C'est qu'après trente ans de révolution , le racisme restait aussi vivace à Cuba qu'aux premiers jours de l'esclavage africain. Un racisme qui éclatait dans la vie quotidienne au détour de chaque phrase, dans l'usage d'expressions si communes que personne n'y prêtait plus attention, bien que leur sens soit resté le même....

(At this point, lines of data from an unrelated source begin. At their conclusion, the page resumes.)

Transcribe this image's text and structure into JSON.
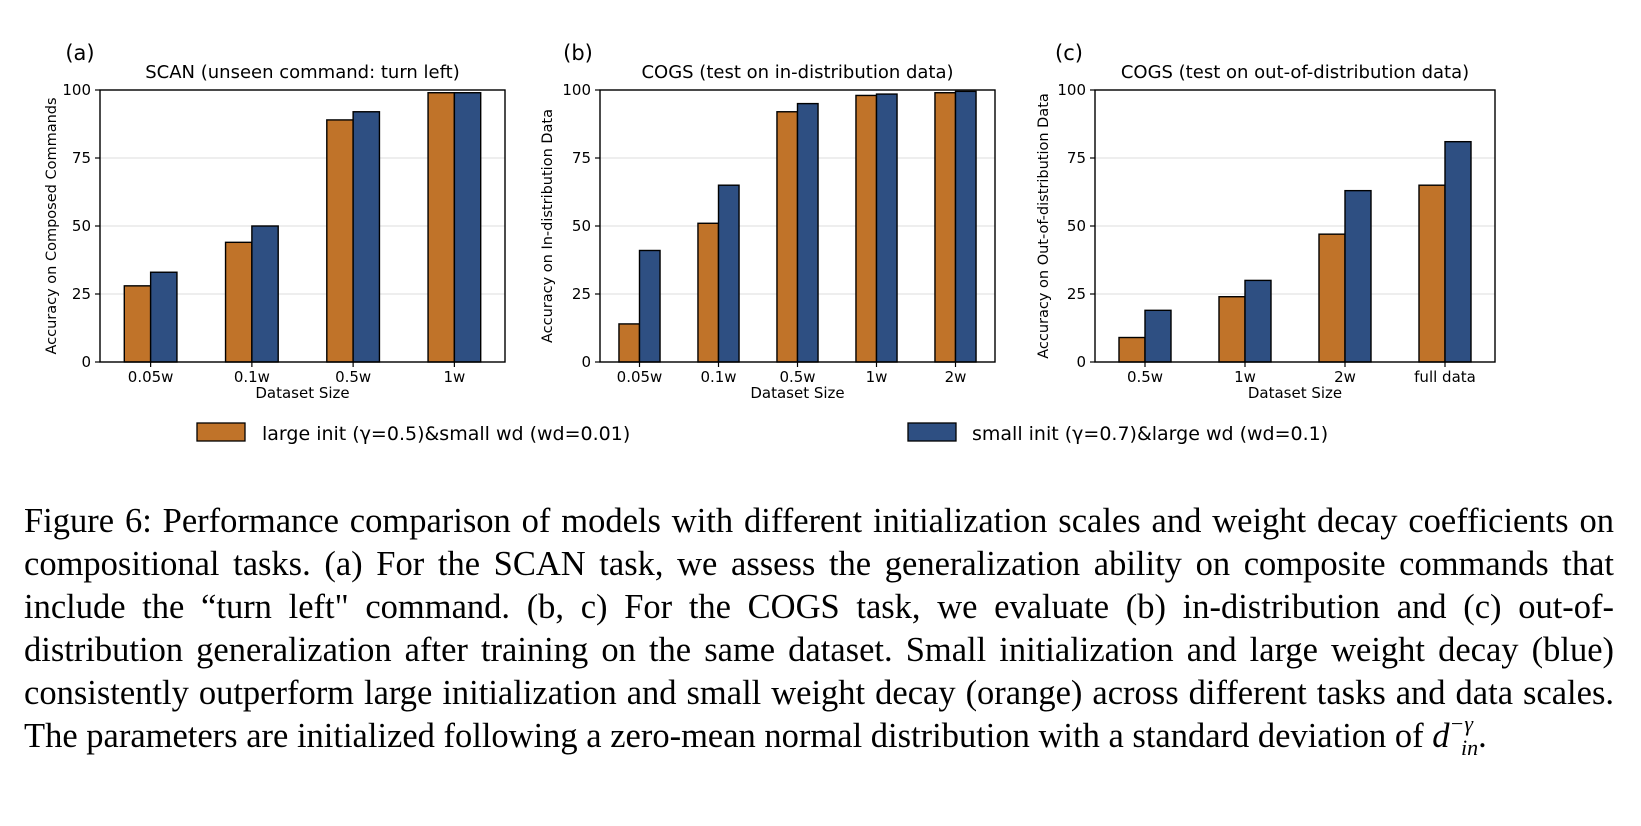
{
  "chart_data": [
    {
      "type": "bar",
      "panel": "(a)",
      "title": "SCAN (unseen command: turn left)",
      "xlabel": "Dataset Size",
      "ylabel": "Accuracy on Composed Commands",
      "categories": [
        "0.05w",
        "0.1w",
        "0.5w",
        "1w"
      ],
      "ylim": [
        0,
        100
      ],
      "yticks": [
        0,
        25,
        50,
        75,
        100
      ],
      "series": [
        {
          "name": "large init (γ=0.5)&small wd (wd=0.01)",
          "values": [
            28,
            44,
            89,
            99
          ]
        },
        {
          "name": "small init (γ=0.7)&large wd (wd=0.1)",
          "values": [
            33,
            50,
            92,
            99
          ]
        }
      ]
    },
    {
      "type": "bar",
      "panel": "(b)",
      "title": "COGS (test on in-distribution data)",
      "xlabel": "Dataset Size",
      "ylabel": "Accuracy on In-distribution Data",
      "categories": [
        "0.05w",
        "0.1w",
        "0.5w",
        "1w",
        "2w"
      ],
      "ylim": [
        0,
        100
      ],
      "yticks": [
        0,
        25,
        50,
        75,
        100
      ],
      "series": [
        {
          "name": "large init (γ=0.5)&small wd (wd=0.01)",
          "values": [
            14,
            51,
            92,
            98,
            99
          ]
        },
        {
          "name": "small init (γ=0.7)&large wd (wd=0.1)",
          "values": [
            41,
            65,
            95,
            98.5,
            99.5
          ]
        }
      ]
    },
    {
      "type": "bar",
      "panel": "(c)",
      "title": "COGS (test on out-of-distribution data)",
      "xlabel": "Dataset Size",
      "ylabel": "Accuracy on Out-of-distribution Data",
      "categories": [
        "0.5w",
        "1w",
        "2w",
        "full data"
      ],
      "ylim": [
        0,
        100
      ],
      "yticks": [
        0,
        25,
        50,
        75,
        100
      ],
      "series": [
        {
          "name": "large init (γ=0.5)&small wd (wd=0.01)",
          "values": [
            9,
            24,
            47,
            65
          ]
        },
        {
          "name": "small init (γ=0.7)&large wd (wd=0.1)",
          "values": [
            19,
            30,
            63,
            81
          ]
        }
      ]
    }
  ],
  "legend": [
    {
      "label": "large init (γ=0.5)&small wd (wd=0.01)",
      "color": "#c07329"
    },
    {
      "label": "small init (γ=0.7)&large wd (wd=0.1)",
      "color": "#2e4f82"
    }
  ],
  "colors": {
    "orange": "#c07329",
    "blue": "#2e4f82",
    "grid": "#e3e3e3"
  },
  "caption": {
    "text": "Figure 6: Performance comparison of models with different initialization scales and weight decay coefficients on compositional tasks. (a) For the SCAN task, we assess the generalization ability on composite commands that include the “turn left\" command. (b, c) For the COGS task, we evaluate (b) in-distribution and (c) out-of-distribution generalization after training on the same dataset. Small initialization and large weight decay (blue) consistently outperform large initialization and small weight decay (orange) across different tasks and data scales. The parameters are initialized following a zero-mean normal distribution with a standard deviation of",
    "math_base": "d",
    "math_sub": "in",
    "math_sup": "−γ",
    "end": "."
  }
}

Malgré les discours pompeux en faveur de l'égalité raciale, les prisons étaient templis de noirs, et les ghettos ne cessaient de s'étendre...Bien sûr, cela s'était beaucoup amélioré par rapport à l'ancien régime, mais on n'avait pas atteint l'égalité sociale, parce que qu'il y a des choses que l'on ne peut pas arrêter à coups de décret, et qu'aucun gouvernement ne peut résoudre les problèmes profonds d'une société si elle n'est pas elle même disposée à le faire.
Canek Sanchez Guevara
Ce qui est sûr, c'est que la lutte contre l'exploitation reste d'actualité dans le monde entier, mais ce qui est clair aussi , c'est que la la solution ne se trouve pas à Cuba...

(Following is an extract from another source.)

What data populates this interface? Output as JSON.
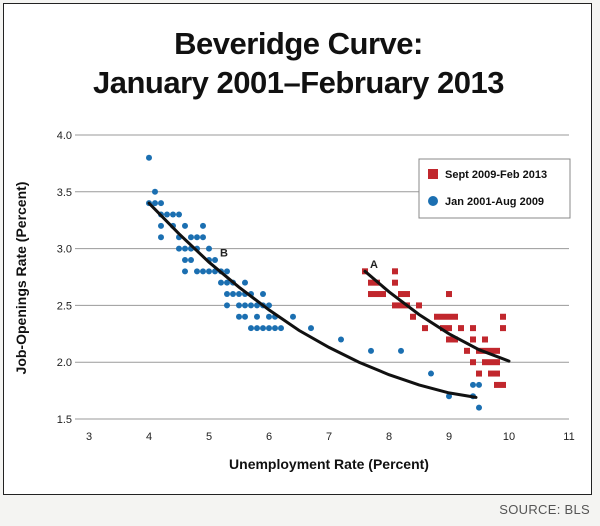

L'avenir n'est pas là-bas ou, plus exactement, l'île est restée ancrée dans un passé resté non résolu: celui d'une révolution qui a fini par se saborder à force de mépriser la dynamique de la société et d'abondonner le pouvoir aux mains d'un seul homme. Ce n'est pas le communisme en tant que force libératrice qui a échoué à Cuba(et en URRS), mais cette conception très spécifique de communisme autoritaire, vertical, policier et "antisocial"dans lequel le sommet du système s'est de plus en plus éloigné et coupé du peuple en interposant entre eux un mur de bureaucrates et de policiers.
Canek Sanchez Guevara
L'idée qu'un barbu du haut de son Olympe étatique nous dicte ce que devaient être nos aspirations, nos comportements, nos intérêts et nos priorités pour l'avenir nous semblait totalement ridicule. Il voulait même régenter nos goûts en matière culturelle ; on se demandait comment une telle arrogance . Comment ce pauvre vieux pouvait se croire capable de connaître et de comprendre la jeunesse, si différente de lui. Mais surtout, et je pense que tous mes amis en conviendraient maintenant avec moi: le nationalisme nous horripilait.
Jorge Masetti.
Comme à Cuba en 1959, une grande partie de la population avait participé à la lutte contre Somoza. Bourgeoisie progressiste, marxistes et sociaux démocrates du Front Sandiniste. Mais comme disa it le Che: "Ou Révolution socialiste ou carricature de révolution". Les sandinistes s'empressèrent d'oublier les promesses qu'ils avaient faites, notamment celle qui annonçait le rétablissement de la démocratie.
Canek Sanchez Guevarra.
A Cuba, être "révolutionnaire" signifiait soutenir le régime et le pouvoir, obéir au Chef(et à tous les chefaillons médiocres qui végétaient dans son ombre),ne jamais remettre en question les décisions du gouvernement, ni se montrer rebelle, ne jamais être en désaccord avec les vérités officielles ni mettre en doute la Parole véritable : c'était ça être "révolutionnaire".
Ainsi le nom du Che , dans les jeunes générations notamment, se traduit-il souvent par un homme révolté alors qu'il est plus qu'incertain qu'il en ait été réellement un. Derrière la face d'ange se cachait plutôt un idéologue sévère et rigide , à la dureté insoupçonnable, allant jusqu'à faire , dans une lettre, l'éloge du camarade Staline.